I'm still waiting for flowers like this. Maybe next year? http://www.bloomiq.com

Last spring I was re-designing a largish bed in my back yard – it’s sort of a weird bed because one side of it gets decent sun but the other side is pretty shady.  My plan included Fothergilla ‘Blue Shadow’, Deutzia ‘Chardonnay Pearls’, Carex pennsylvanica, Heuchera ‘Dale’s Strain’, and Sarcococca

After planting all of that, I stepped back and realized it was missing something.  I thought it would look cool to have some tall, spiky perennials dotted amongst these groundcovers and shrubs, and I was thinking something in the rose-pink family would do the trick, so I went back to the nursery to do some scouting.

It was then that I stumbled upon Strawberry Foxglove (Digitalis x mertonensis), which I knew nothing about it, but which looked promising.  Instead of going home to do research and see whether or not this plant would truly be a good fit – as a wise and disciplined gardener would do — I purchased five of them on pure impulse. 
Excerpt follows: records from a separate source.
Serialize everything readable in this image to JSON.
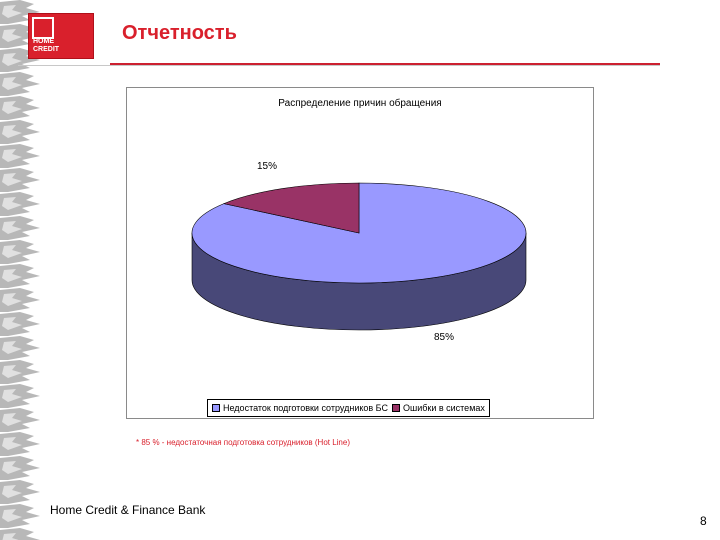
{
  "logo": {
    "text_line1": "HOME",
    "text_line2": "CREDIT"
  },
  "header": {
    "title": "Отчетность"
  },
  "chart_data": {
    "type": "pie",
    "title": "Распределение причин обращения",
    "slices": [
      {
        "name": "Недостаток подготовки сотрудников БС",
        "value": 85,
        "label": "85%",
        "color": "#9999ff"
      },
      {
        "name": "Ошибки в системах",
        "value": 15,
        "label": "15%",
        "color": "#993366"
      }
    ],
    "legend_position": "bottom",
    "style": "3d"
  },
  "footnote": "* 85 % - недостаточная подготовка сотрудников (Hot Line)",
  "footer": {
    "bank_name": "Home Credit & Finance Bank",
    "page_number": "8"
  }
}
At the time of purchase and planting, these foxgloves had no flowers or even buds; only the large, deep green, dimply leaves were present.  I waited patiently for them to show some buds, but it never happened.  Now, I know that the common foxglove, Digitalis purpurea, is a biennial, and that it would be normal for the flowers to emerge in the second year.  Strawberry Foxglove, however, is billed as a true perennial, and so I thought I might get a glimpse of its flowers the first year.

But no.

I will be bummed if these things never flower.  However, I must say that the toughness of their foliage has really impressed me.  During that terrible heatwave in July, when everything else in the garden was looking parched and withered, my Strawberry Foxgloves stayed fresh and green, with very little extra watering.

And even now, in early December, they are cheerful tufts of green among the straw-colored carex.  It looks like I have five big plates of spinach salad sitting in the garden:

Strawberry Foxglove on December 1. I almost want to drizzle some balsamic dressing on it.

(I should also add that these foxgloves survived being dug up two weeks after planting — inexplicably — by my four-year-old son, who was enjoying an unsupervised and fairly destructive jaunt through the garden — a story best told in a separate post.)

Anyhow, if these things give me flowers next year – fingers crossed! – I will be smitten!